The Arab League formally recognized the new National Coalition Forces of the Syrian Revolution, state media in Qatar reported Monday. Various opposition groups agreed to form the new coalition Sunday.
State-run news agency QNA reported the 22-member body approved the resolution to recognize the group, which unites Syrian opposition factions.
Algeria and Iraq abstained from some of the provisions of the measure, said Sheikh Hamad bin Jassim al-Thani, the prime minister of Qatar.
Al-Thani disputed that there was any difference in the position of the Arab League's vote and that of the Gulf Cooperation Council, a six-member group.
"That claim is absolutely untrue, and the position of the two parties is identical" except for Algeria's and Iraq's reluctance to fully support the measure, QNA reported al-Thani as saying.
Opposition forces in Syria have not had a unified vision for the country or single military plan to oust President Bashar al-Assad during the nearly two years of civil war.
So the United States and Arab nations pressured the groups to get on the same page.
After U.S. election, new push on Syria
Syrian opposition factions formally agreed Sunday in Doha, Qatar, to unite as the new National Coalition Forces of the Syrian Revolution, a spokesman for the Syrian National Council told CNN.

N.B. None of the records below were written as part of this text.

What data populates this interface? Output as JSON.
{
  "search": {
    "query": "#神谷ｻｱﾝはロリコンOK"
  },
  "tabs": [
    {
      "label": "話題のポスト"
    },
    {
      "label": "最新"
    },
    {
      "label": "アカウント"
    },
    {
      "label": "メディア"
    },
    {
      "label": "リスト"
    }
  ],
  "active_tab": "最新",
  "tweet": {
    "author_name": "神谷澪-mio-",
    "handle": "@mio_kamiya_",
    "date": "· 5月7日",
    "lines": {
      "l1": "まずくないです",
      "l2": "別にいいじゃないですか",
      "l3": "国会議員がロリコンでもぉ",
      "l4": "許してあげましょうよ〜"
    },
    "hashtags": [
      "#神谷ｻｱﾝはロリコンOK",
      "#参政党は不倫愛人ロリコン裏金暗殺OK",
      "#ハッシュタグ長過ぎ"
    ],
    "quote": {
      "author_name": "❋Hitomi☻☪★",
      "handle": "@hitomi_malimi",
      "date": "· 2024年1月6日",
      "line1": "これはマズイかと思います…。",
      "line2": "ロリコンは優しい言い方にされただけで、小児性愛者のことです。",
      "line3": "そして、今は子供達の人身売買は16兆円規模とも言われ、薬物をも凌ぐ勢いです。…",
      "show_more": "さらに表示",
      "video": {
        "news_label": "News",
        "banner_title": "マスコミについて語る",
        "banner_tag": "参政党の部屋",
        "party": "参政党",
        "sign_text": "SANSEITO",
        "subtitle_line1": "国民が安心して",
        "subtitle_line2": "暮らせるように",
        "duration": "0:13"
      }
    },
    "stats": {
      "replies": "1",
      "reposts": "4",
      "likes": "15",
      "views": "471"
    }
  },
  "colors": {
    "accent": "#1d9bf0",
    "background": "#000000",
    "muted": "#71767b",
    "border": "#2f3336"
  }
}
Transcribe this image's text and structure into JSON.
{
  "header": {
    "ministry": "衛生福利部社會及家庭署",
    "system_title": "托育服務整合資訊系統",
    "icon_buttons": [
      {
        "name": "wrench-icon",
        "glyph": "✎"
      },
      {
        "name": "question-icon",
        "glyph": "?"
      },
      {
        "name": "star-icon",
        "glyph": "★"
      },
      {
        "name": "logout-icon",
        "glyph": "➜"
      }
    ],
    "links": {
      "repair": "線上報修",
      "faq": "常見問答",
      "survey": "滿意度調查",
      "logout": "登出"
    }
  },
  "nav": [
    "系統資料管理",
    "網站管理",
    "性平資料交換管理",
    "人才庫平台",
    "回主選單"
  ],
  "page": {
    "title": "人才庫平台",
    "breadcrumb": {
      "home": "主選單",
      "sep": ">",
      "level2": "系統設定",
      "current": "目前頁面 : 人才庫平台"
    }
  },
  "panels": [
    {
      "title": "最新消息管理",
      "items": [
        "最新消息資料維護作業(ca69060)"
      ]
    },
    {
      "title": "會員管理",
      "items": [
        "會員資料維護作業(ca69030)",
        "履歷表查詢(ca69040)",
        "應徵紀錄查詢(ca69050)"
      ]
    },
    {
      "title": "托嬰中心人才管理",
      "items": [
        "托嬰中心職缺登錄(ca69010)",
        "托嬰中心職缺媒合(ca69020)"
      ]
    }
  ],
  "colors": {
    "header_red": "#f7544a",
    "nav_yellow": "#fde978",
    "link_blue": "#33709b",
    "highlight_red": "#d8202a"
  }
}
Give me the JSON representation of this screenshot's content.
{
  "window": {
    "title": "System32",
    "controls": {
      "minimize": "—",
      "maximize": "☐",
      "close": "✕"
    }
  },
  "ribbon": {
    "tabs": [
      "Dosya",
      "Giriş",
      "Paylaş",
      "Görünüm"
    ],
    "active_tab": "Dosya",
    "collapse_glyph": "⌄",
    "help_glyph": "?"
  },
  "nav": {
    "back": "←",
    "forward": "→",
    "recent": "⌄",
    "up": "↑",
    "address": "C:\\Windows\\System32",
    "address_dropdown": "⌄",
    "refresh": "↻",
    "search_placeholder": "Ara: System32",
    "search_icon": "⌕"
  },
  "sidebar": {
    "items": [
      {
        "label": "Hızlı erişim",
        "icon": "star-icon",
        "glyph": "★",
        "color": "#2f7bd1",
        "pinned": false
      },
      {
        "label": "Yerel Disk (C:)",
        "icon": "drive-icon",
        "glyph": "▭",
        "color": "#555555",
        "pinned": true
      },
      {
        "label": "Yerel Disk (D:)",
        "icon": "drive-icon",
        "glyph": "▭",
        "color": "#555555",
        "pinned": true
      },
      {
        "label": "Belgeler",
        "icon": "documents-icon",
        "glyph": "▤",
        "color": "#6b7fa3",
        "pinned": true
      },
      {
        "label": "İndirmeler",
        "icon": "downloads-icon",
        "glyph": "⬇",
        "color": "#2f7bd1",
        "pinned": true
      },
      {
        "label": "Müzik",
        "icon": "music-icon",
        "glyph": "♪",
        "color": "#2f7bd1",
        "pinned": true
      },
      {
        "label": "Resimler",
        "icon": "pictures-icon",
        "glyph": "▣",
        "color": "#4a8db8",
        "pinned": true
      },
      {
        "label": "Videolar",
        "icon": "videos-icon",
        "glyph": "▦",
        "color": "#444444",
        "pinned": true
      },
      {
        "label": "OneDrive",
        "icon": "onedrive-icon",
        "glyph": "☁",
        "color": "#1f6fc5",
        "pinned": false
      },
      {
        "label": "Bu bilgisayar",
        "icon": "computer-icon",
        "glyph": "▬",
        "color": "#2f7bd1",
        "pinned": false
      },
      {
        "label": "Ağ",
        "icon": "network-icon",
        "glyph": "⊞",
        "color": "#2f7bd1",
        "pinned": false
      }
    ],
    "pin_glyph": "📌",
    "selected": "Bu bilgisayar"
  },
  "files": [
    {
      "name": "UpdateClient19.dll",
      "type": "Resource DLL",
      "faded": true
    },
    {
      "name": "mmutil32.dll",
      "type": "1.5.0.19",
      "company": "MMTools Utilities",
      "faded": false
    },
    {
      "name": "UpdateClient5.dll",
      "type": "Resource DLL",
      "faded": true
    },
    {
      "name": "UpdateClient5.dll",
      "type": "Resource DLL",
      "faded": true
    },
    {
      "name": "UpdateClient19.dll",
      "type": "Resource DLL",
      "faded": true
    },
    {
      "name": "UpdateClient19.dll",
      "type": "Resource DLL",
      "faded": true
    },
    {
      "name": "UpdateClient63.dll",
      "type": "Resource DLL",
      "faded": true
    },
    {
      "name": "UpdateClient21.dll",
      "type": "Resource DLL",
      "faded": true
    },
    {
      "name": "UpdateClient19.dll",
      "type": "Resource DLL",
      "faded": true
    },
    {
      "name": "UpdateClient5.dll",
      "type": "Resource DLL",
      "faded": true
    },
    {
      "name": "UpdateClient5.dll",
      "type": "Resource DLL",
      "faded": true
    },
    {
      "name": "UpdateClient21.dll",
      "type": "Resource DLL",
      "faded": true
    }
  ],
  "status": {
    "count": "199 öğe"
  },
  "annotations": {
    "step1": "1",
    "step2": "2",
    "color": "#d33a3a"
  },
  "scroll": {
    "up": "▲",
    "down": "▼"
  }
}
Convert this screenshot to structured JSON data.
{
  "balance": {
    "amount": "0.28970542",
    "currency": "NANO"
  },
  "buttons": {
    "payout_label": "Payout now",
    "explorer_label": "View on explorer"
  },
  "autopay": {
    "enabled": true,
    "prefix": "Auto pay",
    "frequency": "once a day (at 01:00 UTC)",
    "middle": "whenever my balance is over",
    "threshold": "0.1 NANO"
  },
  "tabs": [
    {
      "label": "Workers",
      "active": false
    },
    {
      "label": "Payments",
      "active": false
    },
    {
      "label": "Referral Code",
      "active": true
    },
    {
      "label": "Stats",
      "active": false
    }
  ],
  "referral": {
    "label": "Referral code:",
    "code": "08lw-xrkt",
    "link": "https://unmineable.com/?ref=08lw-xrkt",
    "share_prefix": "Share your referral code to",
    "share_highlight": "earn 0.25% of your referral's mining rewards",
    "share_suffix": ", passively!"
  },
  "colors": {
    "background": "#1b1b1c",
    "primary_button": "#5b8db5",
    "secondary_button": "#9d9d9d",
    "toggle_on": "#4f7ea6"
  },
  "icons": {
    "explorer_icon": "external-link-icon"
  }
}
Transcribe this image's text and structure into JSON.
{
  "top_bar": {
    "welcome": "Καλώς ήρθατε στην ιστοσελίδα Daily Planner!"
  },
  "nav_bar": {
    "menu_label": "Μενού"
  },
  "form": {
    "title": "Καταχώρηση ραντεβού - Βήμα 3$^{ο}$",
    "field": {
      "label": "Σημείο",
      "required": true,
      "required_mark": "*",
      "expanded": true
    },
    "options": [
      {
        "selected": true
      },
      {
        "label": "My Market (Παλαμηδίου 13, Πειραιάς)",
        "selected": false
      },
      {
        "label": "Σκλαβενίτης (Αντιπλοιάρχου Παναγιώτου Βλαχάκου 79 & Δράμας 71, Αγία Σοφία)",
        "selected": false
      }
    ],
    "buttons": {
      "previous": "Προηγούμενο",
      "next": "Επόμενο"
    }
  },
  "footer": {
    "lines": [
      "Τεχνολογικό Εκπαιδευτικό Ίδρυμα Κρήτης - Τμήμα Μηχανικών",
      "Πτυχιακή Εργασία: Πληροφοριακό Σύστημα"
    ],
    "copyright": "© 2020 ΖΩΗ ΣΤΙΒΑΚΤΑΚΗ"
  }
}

First, the group agreed that they want al-Assad gone and that no one would talk with his regime. The only option, they concluded, is a totally new government, spokesman Mohammed Dugham said.
SNC member Ahmed Muaz al-Khatib was selected chairman of the coalition. He is a former Sunni imam of the historic Ummayad mosque in Damascus. He has been detained at least three times since March 2011, most recently in April, according to a Facebook page created to promote his release. After his latest release he left the country, the page said.
The new vice presidents are Riad Seif, a prominent dissident and businessman from Damascus who served in the Syrian parliament as an independent, and Suhair Atassi, who is from a prominent Syrian family and is well-known for being outspoken against the government. She has also been an advocate for women's rights, calling the civil war a revolution for equality.
Al-Assad has his own group called the Syrian Human Rights Network. It accuses those who met to hash out the agreement -- and the countries who supported the meeting -- of sponsoring terrorism.
Al-Assad has consistently refused to acknowledge the civil war in Syria, saying repeatedly his government is fighting foreign-backed "terrorists" bent on destabilizing the nation.
In other developments regarding Syria:
Israel: We cannot intervene
Israeli President Shimon Peres played down his nation's response to the mortars from Syria that hit the Golan Heights, territory Israel has occupied for nearly four decades.
"The bloodshed which I regret so much in Syria has nothing to do with Israel, nothing whatsoever," Peres said in an interview with CNN on Monday.
"As an Israeli watching what has happened in Syria, I can hardly stand to see babies being killed by tanks of their own government. But we cannot intervene."
Israel returned fire in the direction that the mortars came from, marking the first exchange of fire with Syria between Israel and the war-torn country since the 1973 Yom Kippur War.
"We never took an initiative to fire," Peres said. "And we don't take any advantage of the civil war in Syria. We don't consider that we should or can intervene."
He added, however, that "if they want to have an additional war ... well, that's their choice."
The Israeli Defense Forces reported that there was no damage and no injuries, but the latest fire portends how what's happening in Syria could seriously rattle the entire region.
The Golan is regarded internationally as occupied territory despite Israeli governmental control. It is home to 41,000 residents, including Jews, Druze and Alawites. Israel seized the territory from Syria during the 1967 Israel-Arab war, and it was eventually annexed.
In addition to returning fire, Israel filed a complaint with the United Nations forces operating in the area.